An example of power calculation for the generalized case of
Suppose there is the same room, but inside 17ºС, and the surface of the radiator, for example, 55 ºС.Outside the frost is -10 ºС, and we achieve the nominal room value( 20 ºС), and the temperature of the central heating radiator is at worst 50 ºC.Let us find the maximum power of the heater, which stretched the worst described case at a temperature outside the window of -30 ºС.First of all, we find the battery power at a surface temperature of 55 ºС and a room temperature of 17 ºС.Already shown how to act in this case, now we will show in practice. We take an oil heater of 1.5 kW, wait until the room enters the mode, and measure the temperature difference. Let for simplicity we get the same 3 ºC.According to the schedule we find the required proportion:
( 1.5 +( 55 - 20) /( 55 - 17) N) - N = 3 ºC.
From the operating point to the intersection of the graph with the horizontal axis, the distance in degrees is 27. The result is:
N = 9( 1.5 - 0.078N), from where we find watts. It turned out 7.9 kW.This is the power of the central heating radiator at a temperature difference of 38 ° C( between the surface of the battery and the room).In the worst case, this differentiation will be less and will be 30. The resulting power will decrease proportionally and will be 6.23 kW.We build the graph for this case in the same way as in the picture. We recall the value of heat loss at 27ºС with a zero point. This is 7.9 kW.We bring the problem to the one solved above, for which we find heat losses at -10 ºC outside and at room temperature 20 ºС.It turns out 30 ºС difference. Therefore, we divide 7.9 by 0.9 and we get 8.77 kW.To keep the room at a given level in these conditions, we add to the batteries the difference( 8.77 - 6.23) = 2.54 kW.
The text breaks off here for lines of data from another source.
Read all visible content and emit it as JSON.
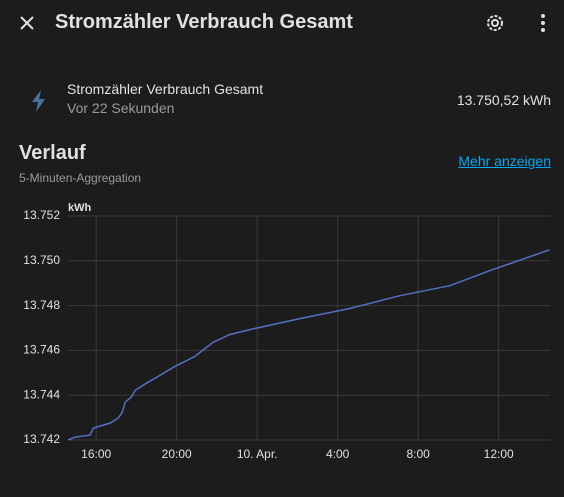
{
  "header": {
    "title": "Stromzähler Verbrauch Gesamt"
  },
  "entity": {
    "name": "Stromzähler Verbrauch Gesamt",
    "last_changed": "Vor 22 Sekunden",
    "state": "13.750,52 kWh"
  },
  "history": {
    "title": "Verlauf",
    "subtitle": "5-Minuten-Aggregation",
    "more_link": "Mehr anzeigen"
  },
  "chart_data": {
    "type": "line",
    "y_label": "kWh",
    "color": "#5470c6",
    "grid": true,
    "x": [
      14.61,
      14.96,
      15.7,
      15.85,
      16.7,
      17.1,
      17.3,
      17.44,
      17.74,
      17.94,
      18.58,
      19.08,
      19.92,
      20.91,
      21.81,
      22.65,
      23.64,
      26.12,
      28.6,
      31.09,
      33.57,
      35.55,
      38.53
    ],
    "values": [
      13742.0,
      13742.13,
      13742.22,
      13742.53,
      13742.76,
      13742.98,
      13743.24,
      13743.69,
      13743.91,
      13744.22,
      13744.58,
      13744.84,
      13745.29,
      13745.73,
      13746.36,
      13746.71,
      13746.93,
      13747.42,
      13747.87,
      13748.44,
      13748.89,
      13749.56,
      13750.49
    ],
    "xlim": [
      14.6,
      38.55
    ],
    "xticks": [
      {
        "value": 16,
        "label": "16:00"
      },
      {
        "value": 20,
        "label": "20:00"
      },
      {
        "value": 24,
        "label": "10. Apr."
      },
      {
        "value": 28,
        "label": "4:00"
      },
      {
        "value": 32,
        "label": "8:00"
      },
      {
        "value": 36,
        "label": "12:00"
      }
    ],
    "ylim": [
      13742,
      13752
    ],
    "yticks": [
      {
        "value": 13742,
        "label": "13.742"
      },
      {
        "value": 13744,
        "label": "13.744"
      },
      {
        "value": 13746,
        "label": "13.746"
      },
      {
        "value": 13748,
        "label": "13.748"
      },
      {
        "value": 13750,
        "label": "13.750"
      },
      {
        "value": 13752,
        "label": "13.752"
      }
    ]
  }
}
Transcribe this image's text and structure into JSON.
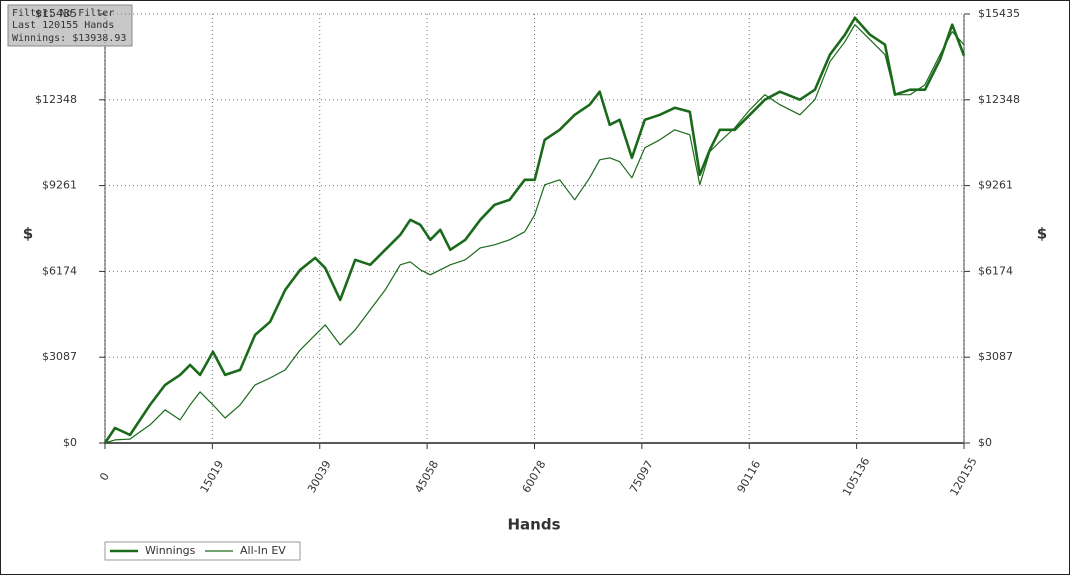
{
  "info": {
    "filter": "Filter: No Filter",
    "hands": "Last 120155 Hands",
    "winnings": "Winnings: $13938.93"
  },
  "chart_data": {
    "type": "line",
    "x_label": "Hands",
    "y_label": "$",
    "y2_label": "$",
    "x": [
      0,
      1400,
      3500,
      4900,
      6300,
      8400,
      10500,
      11900,
      13300,
      15100,
      16800,
      18900,
      21000,
      23100,
      25200,
      27300,
      29400,
      30800,
      32900,
      35000,
      37100,
      39200,
      41300,
      42700,
      44100,
      45500,
      46900,
      48300,
      50400,
      52500,
      54500,
      56600,
      58700,
      60100,
      61500,
      63600,
      65700,
      67800,
      69200,
      70600,
      72000,
      73700,
      75500,
      77600,
      79700,
      81800,
      83200,
      84600,
      86000,
      88100,
      90200,
      92300,
      94400,
      97200,
      99300,
      101400,
      103500,
      104900,
      107000,
      109100,
      110500,
      112600,
      114700,
      116800,
      118500,
      120155
    ],
    "series": [
      {
        "name": "Winnings",
        "color": "#1b6a1b",
        "values": [
          0,
          540,
          290,
          830,
          1370,
          2090,
          2450,
          2810,
          2450,
          3280,
          2450,
          2630,
          3890,
          4360,
          5510,
          6230,
          6660,
          6300,
          5150,
          6590,
          6410,
          6950,
          7490,
          8030,
          7850,
          7310,
          7670,
          6950,
          7310,
          8030,
          8570,
          8750,
          9470,
          9470,
          10910,
          11270,
          11810,
          12170,
          12640,
          11450,
          11630,
          10260,
          11630,
          11810,
          12060,
          11920,
          9650,
          10550,
          11270,
          11270,
          11810,
          12350,
          12640,
          12350,
          12710,
          13970,
          14690,
          15300,
          14690,
          14330,
          12530,
          12710,
          12710,
          13790,
          15050,
          13939
        ]
      },
      {
        "name": "All-In EV",
        "color": "#1b6a1b",
        "values": [
          0,
          110,
          140,
          400,
          650,
          1190,
          830,
          1370,
          1840,
          1370,
          900,
          1370,
          2090,
          2340,
          2630,
          3350,
          3890,
          4250,
          3530,
          4070,
          4790,
          5510,
          6410,
          6520,
          6230,
          6050,
          6230,
          6410,
          6590,
          7020,
          7130,
          7310,
          7600,
          8210,
          9290,
          9470,
          8750,
          9540,
          10190,
          10260,
          10120,
          9540,
          10620,
          10910,
          11270,
          11090,
          9290,
          10480,
          10840,
          11340,
          11990,
          12530,
          12170,
          11810,
          12350,
          13720,
          14440,
          15050,
          14510,
          13970,
          12530,
          12530,
          12890,
          13970,
          14800,
          14330
        ]
      }
    ],
    "xlim": [
      0,
      120155
    ],
    "xticks": [
      0,
      15019,
      30039,
      45058,
      60078,
      75097,
      90116,
      105136,
      120155
    ],
    "ylim": [
      0,
      15435
    ],
    "yticks": [
      {
        "value": 0,
        "label": "$0"
      },
      {
        "value": 3087,
        "label": "$3087"
      },
      {
        "value": 6174,
        "label": "$6174"
      },
      {
        "value": 9261,
        "label": "$9261"
      },
      {
        "value": 12348,
        "label": "$12348"
      },
      {
        "value": 15435,
        "label": "$15435"
      }
    ],
    "grid": true
  }
}
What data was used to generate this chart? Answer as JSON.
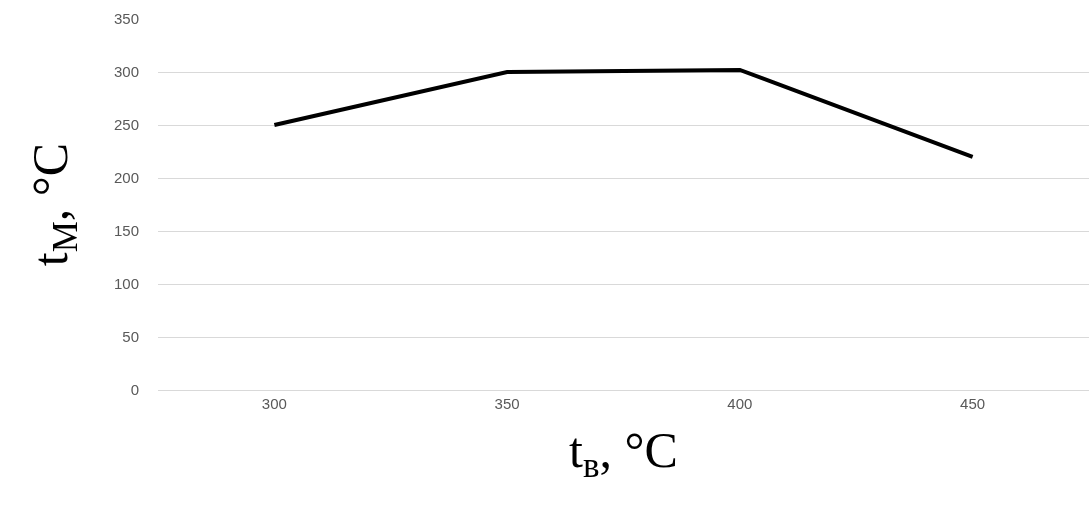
{
  "chart_data": {
    "type": "line",
    "xlabel": "t$_{в}$, °C",
    "ylabel": "t$_{М}$, °C",
    "categories": [
      "300",
      "350",
      "400",
      "450"
    ],
    "series": [
      {
        "color": "#000000",
        "values": [
          250,
          300,
          302,
          220
        ]
      }
    ],
    "ylim": [
      0,
      350
    ],
    "yticks": [
      0,
      50,
      100,
      150,
      200,
      250,
      300,
      350
    ],
    "grid": "y",
    "marker": "none",
    "line_style": "solid"
  }
}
At a temperature outside the window -30 º C conditions will become tougher. We solve the problem as shown above to search for the result. Concerning the already existing heat losses of 8.77 kW, an additional 2/3 of the specified number will be added, amounting to 5.78 kW.The total power of the heaters will exceed the energy of the radiators and will be 5.78 + 2.54 kW = 8.32 kW.It is clear that due to electricity, this result is unlikely, therefore, an infrared fireplace with blue fuel or a similar device is required.
Now, similarly, readers will calculate the power of an infrared heater of any type. The only thing is that the story was conducted in such a way as to warm up the room, but if it is required to give heat exclusively to a specific sector, divide the area by the floor meter and multiply the number in watts by a factor less than one. Get a more modest number. They say that infrared heaters help to save. It is more difficult to calculate the power of a gas heater, since it also heats by convection. In this case, it is necessary to properly position the equipment to obtain the proper effect. For orientation, we use the algorithm given above as a starting point for further research.
Calculations allow an error, but it is realistic to estimate the power required for an apartment. It is important to wait for the temperature to reach the mode, to make measurements as accurately as possible.